You can see the bone formation in the control group.  Definitely doesn’t indicate that it increases height but it indicates that it does something which is a start.  There seems to be an increase in bone width as well which is harder than just increasing the trabecular bone from within which is also very good although these mice are 12 week old female mice.  But the increase in bone width indicates the possibility of abnormal effects going on which would be needed to induce height growth.

” We employed three loading and boundary conditions in response to elbow loading with 1-N loads: lateral loads applied at two opposing locations; lateral loads applied at a single site on one side and three supporting sites on the other side; and lateral loads on a pair of soft disks that sandwiched the elbow.”<-it’ll be interesting to see which is best.  I think the soft disks would really diminish the load.

“Compression of a pair of soft-tissue disks induced multiple strain spots that were widely distributed from the proximal tip to the whole elbow joint ”

“Elbow loading generates artificial lateral forces that are rarely encountered during routine physical activity. Unlike axial or bending loads with ulna loading or tibia loading, the mechanical response of synovial joints, such as the elbow, to lateral loads has not been fully characterized”You can’t really see any abnormal bone formation here like you could in the earlier image and they look to be similar sites.  “Calcein-stained cross sections of the proximal ulna distal to the trochlear notch” whereas the earlier one is “c μCT images of the cross sections of the proximal ulna, ~ 1 mm distal to the edge of the trochlear notch”

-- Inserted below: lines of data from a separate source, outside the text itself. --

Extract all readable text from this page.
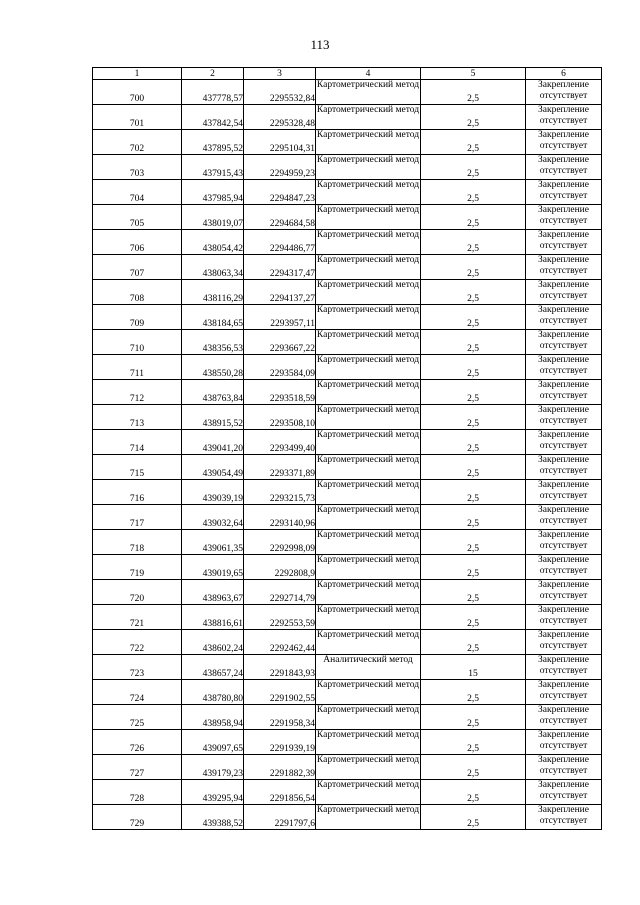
113
1	2	3	4	5	6
700	437778,57	2295532,84	Картометрический метод	2,5	Закрепление отсутствует
701	437842,54	2295328,48	Картометрический метод	2,5	Закрепление отсутствует
702	437895,52	2295104,31	Картометрический метод	2,5	Закрепление отсутствует
703	437915,43	2294959,23	Картометрический метод	2,5	Закрепление отсутствует
704	437985,94	2294847,23	Картометрический метод	2,5	Закрепление отсутствует
705	438019,07	2294684,58	Картометрический метод	2,5	Закрепление отсутствует
706	438054,42	2294486,77	Картометрический метод	2,5	Закрепление отсутствует
707	438063,34	2294317,47	Картометрический метод	2,5	Закрепление отсутствует
708	438116,29	2294137,27	Картометрический метод	2,5	Закрепление отсутствует
709	438184,65	2293957,11	Картометрический метод	2,5	Закрепление отсутствует
710	438356,53	2293667,22	Картометрический метод	2,5	Закрепление отсутствует
711	438550,28	2293584,09	Картометрический метод	2,5	Закрепление отсутствует
712	438763,84	2293518,59	Картометрический метод	2,5	Закрепление отсутствует
713	438915,52	2293508,10	Картометрический метод	2,5	Закрепление отсутствует
714	439041,20	2293499,40	Картометрический метод	2,5	Закрепление отсутствует
715	439054,49	2293371,89	Картометрический метод	2,5	Закрепление отсутствует
716	439039,19	2293215,73	Картометрический метод	2,5	Закрепление отсутствует
717	439032,64	2293140,96	Картометрический метод	2,5	Закрепление отсутствует
718	439061,35	2292998,09	Картометрический метод	2,5	Закрепление отсутствует
719	439019,65	2292808,9	Картометрический метод	2,5	Закрепление отсутствует
720	438963,67	2292714,79	Картометрический метод	2,5	Закрепление отсутствует
721	438816,61	2292553,59	Картометрический метод	2,5	Закрепление отсутствует
722	438602,24	2292462,44	Картометрический метод	2,5	Закрепление отсутствует
723	438657,24	2291843,93	Аналитический метод	15	Закрепление отсутствует
724	438780,80	2291902,55	Картометрический метод	2,5	Закрепление отсутствует
725	438958,94	2291958,34	Картометрический метод	2,5	Закрепление отсутствует
726	439097,65	2291939,19	Картометрический метод	2,5	Закрепление отсутствует
727	439179,23	2291882,39	Картометрический метод	2,5	Закрепление отсутствует
728	439295,94	2291856,54	Картометрический метод	2,5	Закрепление отсутствует
729	439388,52	2291797,6	Картометрический метод	2,5	Закрепление отсутствует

” Compared to strain at the single loading site, three supporting sites significantly reduced
the maximum compressive strain by ~tenfold (from ~ 2% in the dark blue label to ~ 0.1% in the cyan level). “<-So maybe one loading site is best.  Multiple loading sites would counter the deformation and act as a sort of stabilizing force [cancel each other out].  “strains exceeding 0.1% (1000 μstrain) are confined to the vicinity of the loading site and supporting points”<-So maybe in someone that is growing we would we want to load directly near the growth plate or in an adult maybe near the articular cartilage.

Not very much height stuff but good to see it still being worked on.